そう誤魔化して、左利きは共犯者の笑みでリエッキに微笑みかけた。
宿敵と親友、関係性こそ異なるものの同じ一人を信じる者同士、ある意味で彼と彼女は、まさに共犯同士なのだった。
もちろん、リエッキも同じようにしようとした。
親愛なる共犯者に笑い返し、彼と笑み交わそうとした。
「……」
だが、失敗した。
「むむむ、だめだっ! やっぱり全然納得できないっ!」
リエッキが作りかけた笑顔を強張らせたのとほとんど同時に、それまで黙り込んでいたユカがようやく言葉を発した。
「なんだよ? なにがそんなに引っかかってるんだよ?」
「なにもかもだよ! だって大地が球いんだよ? そんなのおかしいよ!」
逆になんでリエッキは普通に受け入れてるの? そう問い詰めてくるユカに、わたしはこのでかい大地がどんな形してようがどっちだっていいし、とリエッキ。
この返しにユカがさらに嘆いたり喚いたりして、そんな彼の様子に、リエッキと左利きが呆れた顔を見合わせて肩をすくめる。
さっきリエッキが上手に笑えなかったことは、そうして都合良く忘れられてしまう。
誰からも。彼女以外の誰からも。
「だってさぁ、仮にこの球っころが大地だとするでしょ? だったらこっち側が朝の時は、裏側のこっちは夜ってことになっちゃわない?」
「そうだな。というかそれについては貴様のほうがよく知ってるはずだ。森渡りで遠い距離を移動したとき、時間が一転に変化していたことがあるだろう?」
「ぐえええ、あれってそういうことだったのか! えと、えと、でも、じゃあなんでこの裏側の人は下に落っこちちゃわないの?」
「大地がどんな形をしていようが大地は大地だからだ。我々の足下にあるのが大地で、我々の足は大地に立っている。いいからいったん大地を中心に物事を考えてみろ。……まったく、真理を証明した張本人が、こうもかたくなに迷妄にしがみつくとは……」
そうしてユカはなおもああだこうだと疑問を並べ立て、その一つ一つを左利きが根気よく解き明かす。

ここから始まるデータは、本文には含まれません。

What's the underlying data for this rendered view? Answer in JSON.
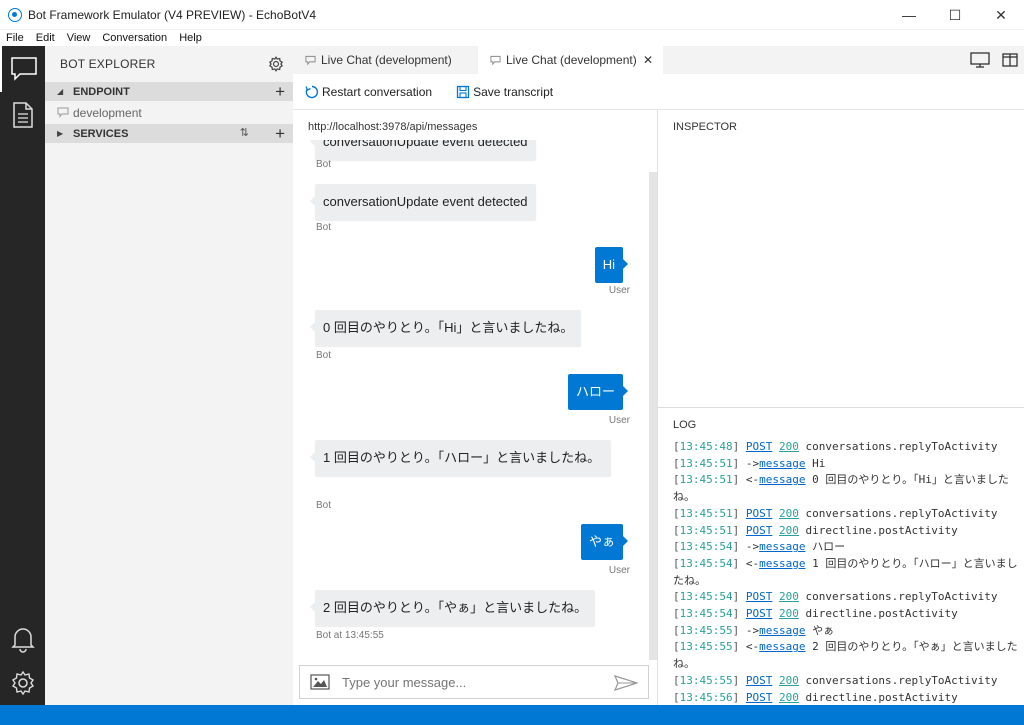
{
  "window": {
    "title": "Bot Framework Emulator (V4 PREVIEW) - EchoBotV4",
    "minimize": "—",
    "maximize": "☐",
    "close": "✕"
  },
  "menu": [
    "File",
    "Edit",
    "View",
    "Conversation",
    "Help"
  ],
  "explorer": {
    "title": "BOT EXPLORER",
    "endpoint_label": "ENDPOINT",
    "endpoint_item": "development",
    "services_label": "SERVICES",
    "sort_glyph": "⇅",
    "add_glyph": "+"
  },
  "tabs": [
    {
      "label": "Live Chat (development)"
    },
    {
      "label": "Live Chat (development)",
      "close": "✕"
    }
  ],
  "toolbar": {
    "restart": "Restart conversation",
    "save": "Save transcript"
  },
  "chat": {
    "url": "http://localhost:3978/api/messages",
    "messages": [
      {
        "from": "bot",
        "text": "conversationUpdate event detected",
        "meta": "Bot"
      },
      {
        "from": "bot",
        "text": "conversationUpdate event detected",
        "meta": "Bot"
      },
      {
        "from": "user",
        "text": "Hi",
        "meta": "User"
      },
      {
        "from": "bot",
        "text": "0 回目のやりとり。「Hi」と言いましたね。",
        "meta": "Bot"
      },
      {
        "from": "user",
        "text": "ハロー",
        "meta": "User"
      },
      {
        "from": "bot",
        "text": "1 回目のやりとり。「ハロー」と言いましたね。",
        "meta": "Bot"
      },
      {
        "from": "user",
        "text": "やぁ",
        "meta": "User"
      },
      {
        "from": "bot",
        "text": "2 回目のやりとり。「やぁ」と言いましたね。",
        "meta": "Bot at 13:45:55"
      }
    ],
    "input_placeholder": "Type your message..."
  },
  "inspector": {
    "title": "INSPECTOR"
  },
  "log": {
    "title": "LOG",
    "lines": [
      {
        "ts": "13:45:48",
        "a": "POST",
        "b": "200",
        "rest": "conversations.replyToActivity"
      },
      {
        "ts": "13:45:51",
        "dir": "->",
        "a": "message",
        "rest": "Hi"
      },
      {
        "ts": "13:45:51",
        "dir": "<-",
        "a": "message",
        "rest": "0 回目のやりとり。「Hi」と言いましたね。"
      },
      {
        "ts": "13:45:51",
        "a": "POST",
        "b": "200",
        "rest": "conversations.replyToActivity"
      },
      {
        "ts": "13:45:51",
        "a": "POST",
        "b": "200",
        "rest": "directline.postActivity"
      },
      {
        "ts": "13:45:54",
        "dir": "->",
        "a": "message",
        "rest": "ハロー"
      },
      {
        "ts": "13:45:54",
        "dir": "<-",
        "a": "message",
        "rest": "1 回目のやりとり。「ハロー」と言いましたね。"
      },
      {
        "ts": "13:45:54",
        "a": "POST",
        "b": "200",
        "rest": "conversations.replyToActivity"
      },
      {
        "ts": "13:45:54",
        "a": "POST",
        "b": "200",
        "rest": "directline.postActivity"
      },
      {
        "ts": "13:45:55",
        "dir": "->",
        "a": "message",
        "rest": "やぁ"
      },
      {
        "ts": "13:45:55",
        "dir": "<-",
        "a": "message",
        "rest": "2 回目のやりとり。「やぁ」と言いましたね。"
      },
      {
        "ts": "13:45:55",
        "a": "POST",
        "b": "200",
        "rest": "conversations.replyToActivity"
      },
      {
        "ts": "13:45:56",
        "a": "POST",
        "b": "200",
        "rest": "directline.postActivity"
      }
    ]
  },
  "colors": {
    "accent": "#0078d4",
    "nav_bg": "#262626",
    "log_timestamp": "#2aa198"
  }
}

もはやおなじみとなって久しい、宿敵同士の織り成す情景。
だが、そんな二人の上に、平等に兆している変化がある。
「……」
さっき左利きに笑いかけられた時、リエッキは、彼の笑顔の中に七年分の時間の流れを見つけた。
あの森での見送りの日から七年分、彼は確かに加齢していた。
ユカと同じように歳をとれる左利きに、あの瞬間、リエッキは嫉妬を抱いたのだった。
親友の宿敵に彼女は嫉妬して、それから、自分の中の永遠に怒りと不安を覚えた。
それこそが笑顔を凍り付かせたものの正体だった。
変わるものと、変わらないもの。
そして、変われないもの。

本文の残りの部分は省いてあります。